Del Imperium descendía la Auctoritas, estrechamente ligada al concepto y a
la función del verbo augere (augeo, es, auxi, auctum, augere), o bien a
«acrecentar» (riqueza, salud, fecundidad, etc.), de donde procede la palabra
Augusto, como se proclamó Octaviano, que para la historiografía es el
fundador del Imperio.
«Augusto» fue, en efecto, en origen un adjetivo y se ha escrito «Augusto
Augurio Roma Condita».


En lo que posteriormente se definirá como la fundación del Imperio,
Augusto llevó acabo un acto excelso, ligando las tradiciones de la Urbe a la
necesidad de asumir la centralidad universal. Casi inspirado por Jano
bifronte, el hijo adoptivo de Julio César logró soldar entre sí de manera
indisoluble dos exigencias diferentes que se dirigían a la búsqueda de un
centro. La reforma del Consulado –que formalmente continuó en vigor
durante todo el Imperio– con la institución de un Princeps que era sobre
todo un Tribuno con poderes ampliados, respondía a las expectativas
romanas, mientras que las universales fueron satisfechas haciendo de este
Princeps un Divus que aseguraba la unión sagrada de un mundo que a un
mismo tiempo estaba unido y se mostraba diversificado, en cual todas las
costumbres, todos los dioses e incluso todas las leyes gozaban de plena
liberad mientras no contradijeran el Ius.
Nótese de pasada que Ius está vinculado al verbo iubere (iubeo, es, iussi,
iussum, iubere) que respecto a imperare, indica otra acepción de mandar, la
de ordenar y disponer. Se trata de la sabiduría normativa que proviene del
Imperium.


Éstas son las peculiaridades del Imperio Romano, los atributos que
históricamente lo preceden, en la medida en que estaban presentes también
en la monarquía y la República, y que lo distinguen de todas las formas
sucesivas que se han inspirado en él, incluso en las atribución des de títulos
(Kaiser y Czar proceden de Caesar).
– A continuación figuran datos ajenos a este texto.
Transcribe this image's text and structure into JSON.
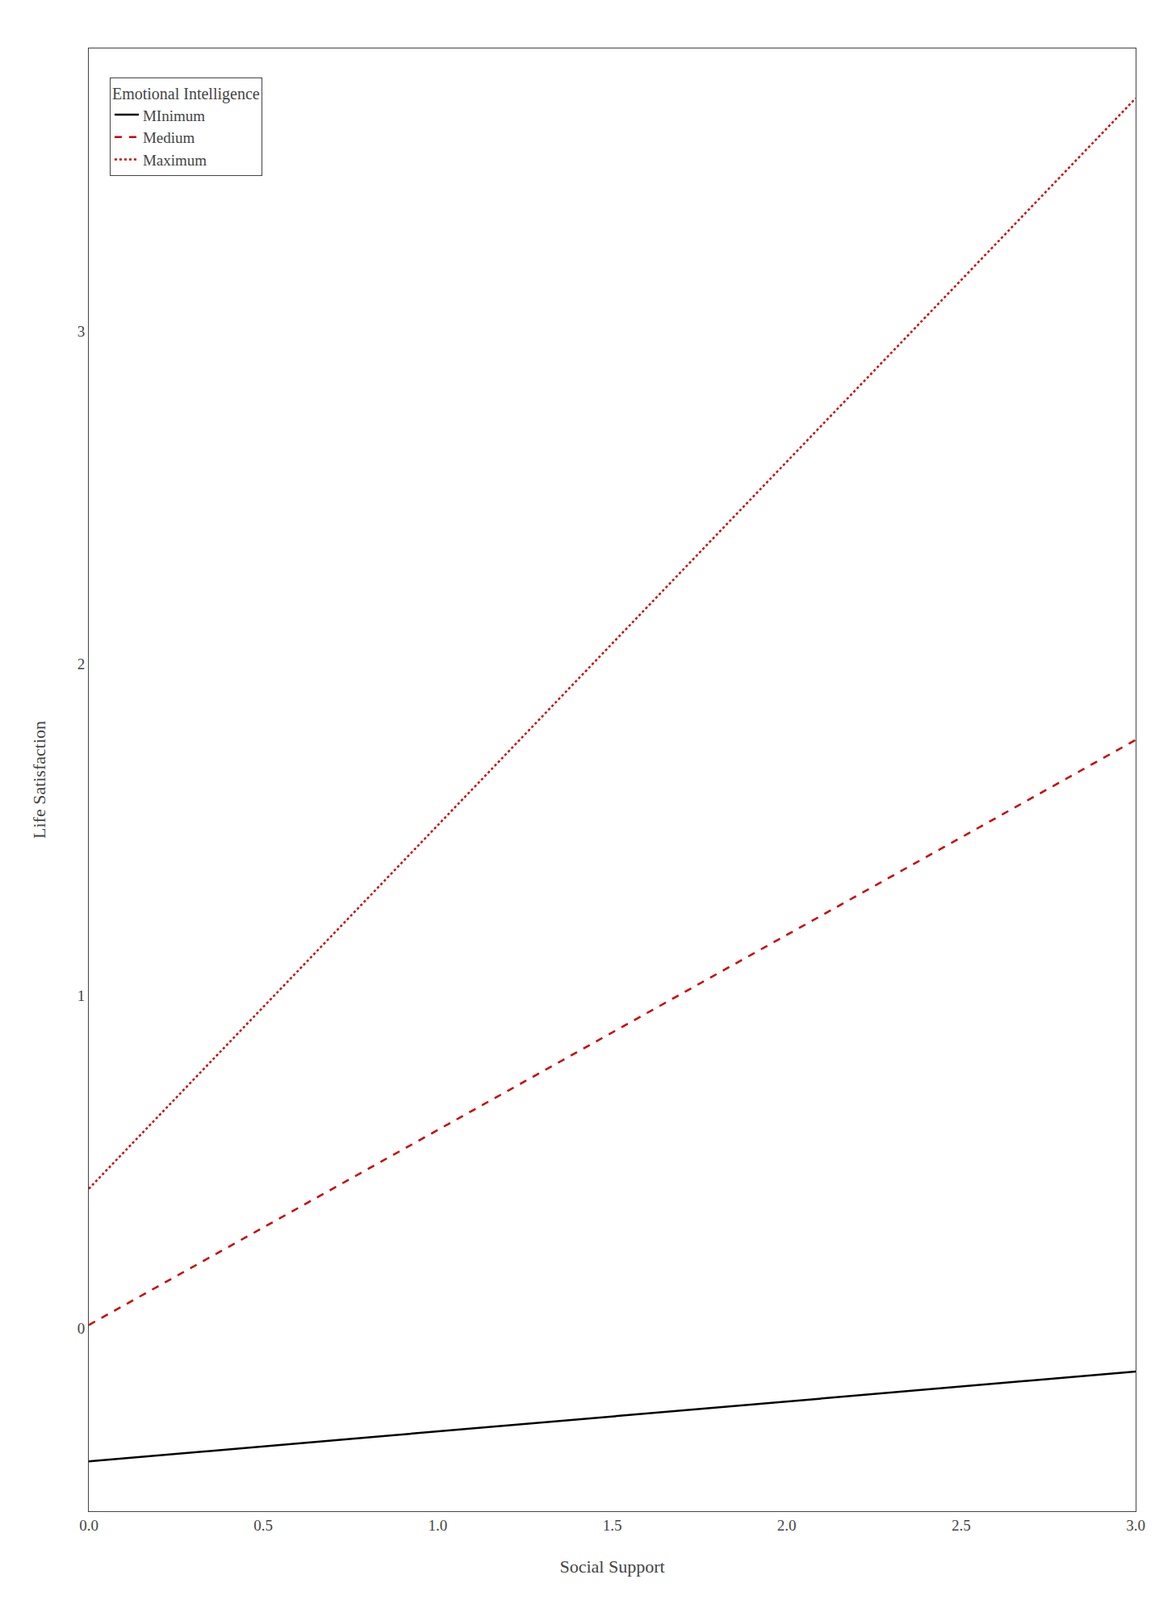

Son las características que, después,

lo diferenciará de manera absoluta del colonialismo y del imperialismo, que
conllevan la pretensión de uniformarlo todo, mientras que el Imperio, por el
contrario, garantiza, defiende y exalta las particularidades.
Lo hace desde un punto de vista religioso, cultural, moral e incluso social,
puesto que el propio fundamento del Imperio está ínsito el Cesarismo (o el
Tribunado augústeo) que se funda sobre el vínculo tribunicio entre Jefe y
Pueblo y sobre la salvaguardia de los más débiles.


* * * * *


De aquí partimos para dar respuesta a dos exigencias de nuestra época, una
exterior y otra interior.
La exigencia exterior es encontrar una vía de salida histórica a la actual
crisis de civilización y de identidad.
Por «vía de salida histórica» entendemos un camino que ha de identificar
necesariamente dentro de los márgenes de nuestra época y de sus
exigencias. Las dinámicas actualmente en curso son imperativas, la actitud
a mantener frente a ellas no es, ciertamente, una resistencia pasiva o una
llamada nostálgica a lo que fue y ya no es, sino que se trata de actuar para
imponer un cambio de objetivo y de significado a los acontecimientos, si es
que consideramos que éstos no se están sucediendo del modo correcto.
La época de la Globalización, del Mundialismo, de la confusión, del
melting pot, de la trans-nacionalidad y de la supra-nacionalidad está
inexorablemente destinada a ser también la era del imperialismo (o de los
imperialismos vinculados entre sí en función de una relación de unidad y
escisión recíprocas) y a laminar toda libertad, toda identidad y toda
diferencia, quizás incluso en el nombre de la exaltación de las diferencias
que, sin embargo, se van homologando entre sí en un edificio ideal
construido a base de un conformismo moral gelatinoso, ya sea en el sentido
de las tradiciones, las costumbres, que en el de la rigidez ética, de ethos, el
comportamiento.


Cuando decimos Imperio o hablamos necesariamente de una forma política
definida y precisa, sino de la recuperación de la axialidad imperial con
todas sus prerrogativas originarias, sin exclusión de ninguna.
No es posible plantear una alternativa al monstruo burocrático y
tecnocrático del federalismo uniformizador fuera de un impulso
fundacional y normativo que, en el nombre de la Auctoritas y del
Imperium, responda a las exigencias impuestas por la llegada inexorable de
la era de las dimensiones continentales, del Nomos satelital del aire, del
tiempo cero, no obstante garantizando y exaltando, todas las
especificidades.
¿Cómo?

No estamos proponiendo necesariamente la instauración de un Imperio
proclamado, como Emperador que se haga cargo de todos nosotros, sino la
necesidad de seguir una línea directriz que nos permita realizar nuestra
Fundación, o bien, trazar un Mundus y crear Orden.
Para disponerse a esta empresa es suficiente volver a vincularse al río
cárstico que corre desde aquel 467 de nuestra era, cuando el último
Emperador romano, Rómulo Augústulo, cedió el trono a Odoacro, a quien
conocemos como rey de los hérulos, pero que era, en efecto, el jefe de la
tribu germánica que detentaba el secreto de las Runas, del cual él era el
Odowahkr, traducible más o menos como el gran maestro. Desde entonces,
desde aquel legado, el Imperium prosiguió discretamente en lo que después
se convertiría en el Eje Gibelino, ligando indisolublemente entre sí Roma y
Germania, su progenitor protohistórica, y asumiendo de un modo nuevo,
menos vistoso pero no por ello menos sólido, todas las valencias imperiales
que desde Constantinopla a San Petersburgo, desde Viena a Berlín, pasando
por la París napoleónica, se habrían expresado a través de los siglos.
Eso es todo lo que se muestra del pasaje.